The East-West Asia investment corridor will drive global economic growth for the next three decades, a private equity buyout firm operating across the GCC and Southeast Asia has predicted.
According to Gulf Capital, the new ‘Silk Route’ across the East-West corridor is one of the fastest growing economic blocs in the world today.
It says the GDP of the Gulf Cooperation Council (GCC) countries, the ASEAN countries, and India will grow by 220 per cent, 270 per cent and 410 per cent respectively by 2050, in contrast to a slower growth of 50 per cent for the European economies and 80 per cent. for the US economy over the next three decades.
This week the SuperReturn Asia conference of private equity and venture capital enthusiasts in Singapore is discussing opportunities for global and regional investors as Asian countries deepen and strengthen their investment networks across East and West of Asia.

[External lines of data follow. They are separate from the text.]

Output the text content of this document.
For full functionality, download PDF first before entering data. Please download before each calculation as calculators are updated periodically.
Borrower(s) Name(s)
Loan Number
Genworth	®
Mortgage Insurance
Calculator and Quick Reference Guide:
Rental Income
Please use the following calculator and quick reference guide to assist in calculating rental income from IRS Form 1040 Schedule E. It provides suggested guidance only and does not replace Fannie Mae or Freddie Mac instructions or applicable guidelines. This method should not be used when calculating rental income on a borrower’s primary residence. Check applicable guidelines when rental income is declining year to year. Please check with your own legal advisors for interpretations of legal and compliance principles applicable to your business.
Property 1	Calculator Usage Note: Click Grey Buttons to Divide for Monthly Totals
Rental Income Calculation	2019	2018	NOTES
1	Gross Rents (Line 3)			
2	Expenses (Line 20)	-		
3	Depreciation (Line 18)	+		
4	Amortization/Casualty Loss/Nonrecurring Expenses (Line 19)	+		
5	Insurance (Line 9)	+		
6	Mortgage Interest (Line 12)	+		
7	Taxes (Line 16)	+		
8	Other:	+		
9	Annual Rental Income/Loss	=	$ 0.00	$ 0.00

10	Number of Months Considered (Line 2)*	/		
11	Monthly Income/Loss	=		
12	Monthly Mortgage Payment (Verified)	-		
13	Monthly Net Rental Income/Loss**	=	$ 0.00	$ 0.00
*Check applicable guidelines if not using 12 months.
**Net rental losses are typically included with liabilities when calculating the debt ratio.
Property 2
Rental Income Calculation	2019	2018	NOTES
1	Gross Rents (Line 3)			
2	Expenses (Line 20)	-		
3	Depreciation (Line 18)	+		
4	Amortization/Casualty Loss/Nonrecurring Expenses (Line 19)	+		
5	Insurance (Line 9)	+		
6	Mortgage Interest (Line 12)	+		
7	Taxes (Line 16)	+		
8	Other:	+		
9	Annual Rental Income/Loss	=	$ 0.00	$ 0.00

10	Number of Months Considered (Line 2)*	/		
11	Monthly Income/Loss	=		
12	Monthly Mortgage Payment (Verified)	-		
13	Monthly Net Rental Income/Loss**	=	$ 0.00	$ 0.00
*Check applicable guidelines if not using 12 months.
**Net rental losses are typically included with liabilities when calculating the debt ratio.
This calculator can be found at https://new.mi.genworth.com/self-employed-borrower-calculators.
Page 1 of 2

Dr Karim El Solh, Gulf Capital’s CEO, said: “Global investors today realise that they have unprecedented growth opportunities in Asia, with robust macro-economic fundamentals, a growing middle-class led by a young, tech-savvy demographic, and a revival of the intra-regional economic connectivity and trade flows along the new Silk Route.
“With a network of local offices and on the ground private equity teams from the GCC to Southeast Asia, Gulf Capital is uniquely positioned to capitalise on this unprecedented growth across the new Silk Route across the East-West Asia corridor.”
Gulf Capital invests in well-established mid-market businesses run by entrepreneurs in the technology, fintech, healthcare, business services, and sustainability industries. It recently established an office in Singapore and hired a local team of private equity experts to help Gulf Capital’s portfolio companies to expand from the GCC to Southeast Asia.
Shantanu Mukerji, head of Gulf Capital’s Southeast Asian operation, said: “As we expand our franchise, we will focus on acquiring and growing portfolio companies along the East-West Asia investment corridor. Typically, we have been acquiring companies in the West of Asia and growing them into global leaders by successfully expanding them across East Asia.
“ASEAN businesses that we take to the GCC will benefit from the very high growth and numerous opportunities in this region. Long term, we intend to recreate this new Silk Route and invest along the high growth East-West Asia corridor.”